Johnny Oleksinski

Johnny Oleksinski

Movies

‘Rocketman’ review: A better biopic than ‘Bohemian Rhapsody’

Freddie Mercury may have had the better voice, but it’s Elton John who gets the better movie.

“Rocketman,” director Dexter Fletcher’s trippy new biopic about the flamboyant rocker is braver, deeper and more enlightening than last year’s slobbering piece of Queen propaganda “Bohemian Rhapsody” (which he also partly directed).

If I was Elton John, I wouldn’t want to relive the pain and heartache “Rocketman” so punishingly depicts. And isn’t that the whole point of a biography?

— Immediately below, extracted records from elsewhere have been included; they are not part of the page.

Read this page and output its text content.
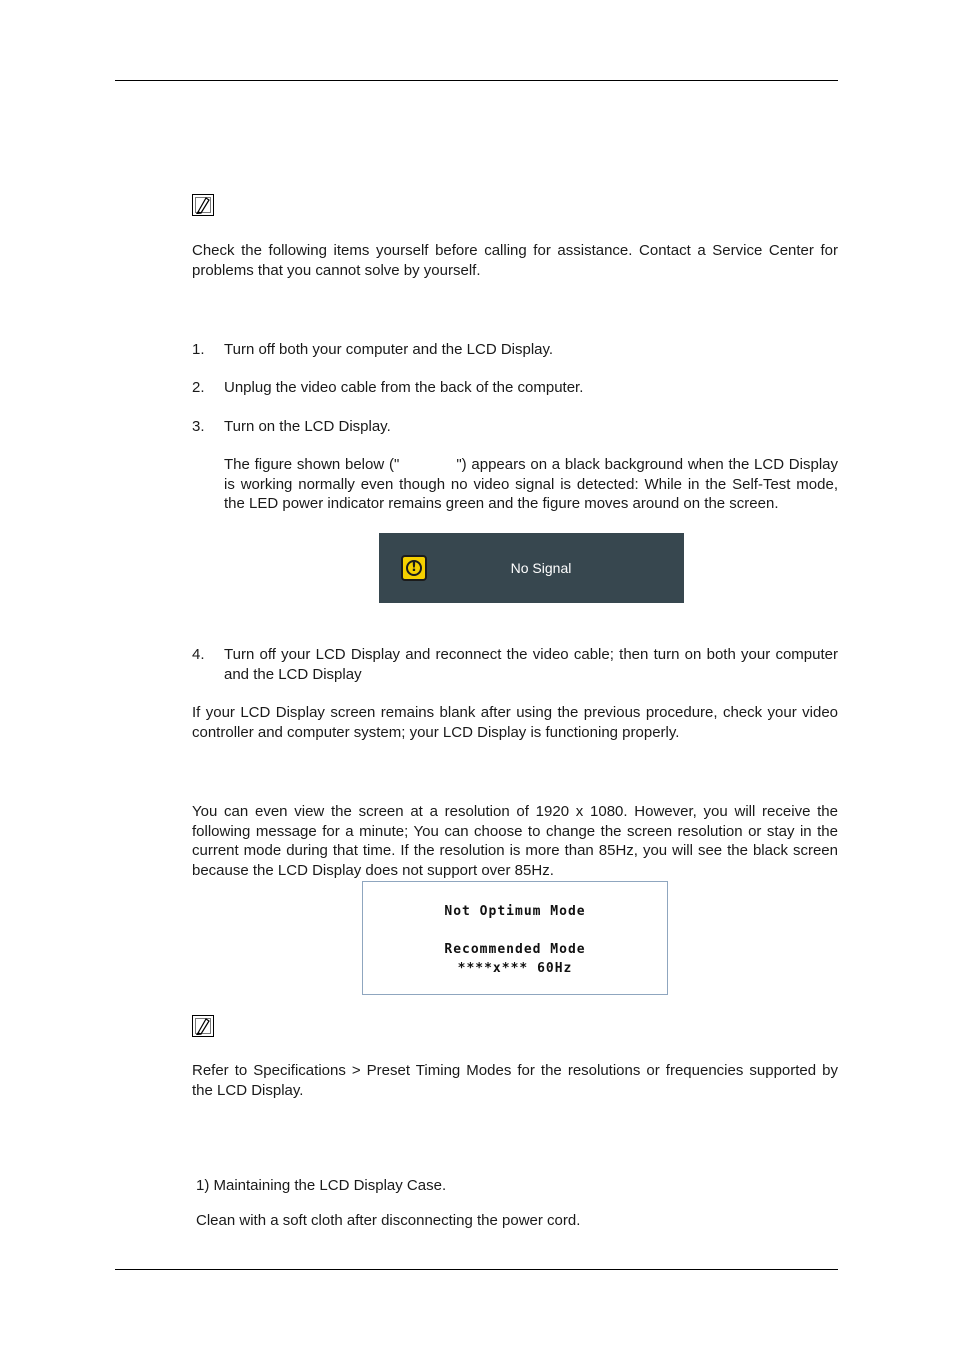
Check the following items yourself before calling for assistance. Contact a Service Center for problems that you cannot solve by yourself.

1.	Turn off both your computer and the LCD Display.
2.	Unplug the video cable from the back of the computer.
3.	Turn on the LCD Display.

The figure shown below ("            ") appears on a black background when the LCD Display is working normally even though no video signal is detected: While in the Self-Test mode, the LED power indicator remains green and the figure moves around on the screen.

!
No Signal
4.	Turn off your LCD Display and reconnect the video cable; then turn on both your computer and the LCD Display

If your LCD Display screen remains blank after using the previous procedure, check your video controller and computer system; your LCD Display is functioning properly.

You can even view the screen at a resolution of 1920 x 1080. However, you will receive the following message for a minute; You can choose to change the screen resolution or stay in the current mode during that time. If the resolution is more than 85Hz, you will see the black screen because the LCD Display does not support over 85Hz.

Not Optimum Mode
Recommended Mode
****x*** 60Hz

Refer to Specifications > Preset Timing Modes for the resolutions or frequencies supported by the LCD Display.

1) Maintaining the LCD Display Case.

Clean with a soft cloth after disconnecting the power cord.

Take the blunt first line of dialogue. The singer, in a costume of feathery orange wings with horns on his head, storms into a meeting and says, “My name is Elton Hercules John and I’m an alcoholic, and a cocaine addict, and a sex addict and a bulimic.”

Right then somebody in the audience will wonder, “Can’t he just sing ‘Candle in the Wind’ on a lovely big stage?” That’s not the movie you’re in for, ma’am. There’s enough cocaine here to make El Chapo do a spit-take.

The addicts group becomes the frame of the entertaining film, with John (Taron Egerton) telling his life story to a room full of non-famous strangers.

First, it’s back to his middle class English childhood, when John — then called Reggie — was a piano prodigy with a rocker spirit and mean, unaffectionate parents. It’s here when Fletcher introduces the manner in which we experience most of John’s classic tunes: strange musical sequences that he imagines.

A few of the moments, well, they’ve got me quite cross. Nobody wants John’s yardstick of a dad to sing, “I can’t love, shot full of holes,” for example. But the simpler choreographed numbers are transcendent. When John performs his first gig at LA’s Troubadour, and sings “Crocodile Rock,” an ethereal “Laaa la la la la laaa!” is heard as the rocker and his rapt audience float midair. Stunning.

The plot itself is similarly stylized. We never know what year it is, or what album he’s just released, and eras are hopped over with abandon. Instead of charging us $15 for what we can get for free on Wikipedia, it smartly homes in on his relationships with lyricist Bernie Taupin (a sweet Jamie Bell) and manager-lover John Reid (Richard Madden), who probably won’t appreciate that he’s turned into a dirtbag who makes his assistant pleasure him poolside.

Reid is just one part of the character’s complex relationship with being gay that’s addressed here. There’s also his misguided marriage to Renate Blauel in 1984 and his martini-loving mum telling him he’ll never be “properly loved.” Through all the tumult, he guzzles vodka for breakfast and pops every pill imaginable. The film ends with John conquering his demons. We never hear “Candle in the Wind” or meet Princess Di.

This is a star-making performance for Egerton, a fine actor who’s been in a lot of major movies like “Kingsman: The Golden Circle” and “Robin Hood,” but who your cousin in Nebraska has never heard of. As a singer Egerton lands somewhere between Elton John and William Hung, but regardless he feels the words deeply and has so much charisma that his red blood cells may well be sequins. He’ll follow in the footsteps of Rami Malek to an Oscar nod.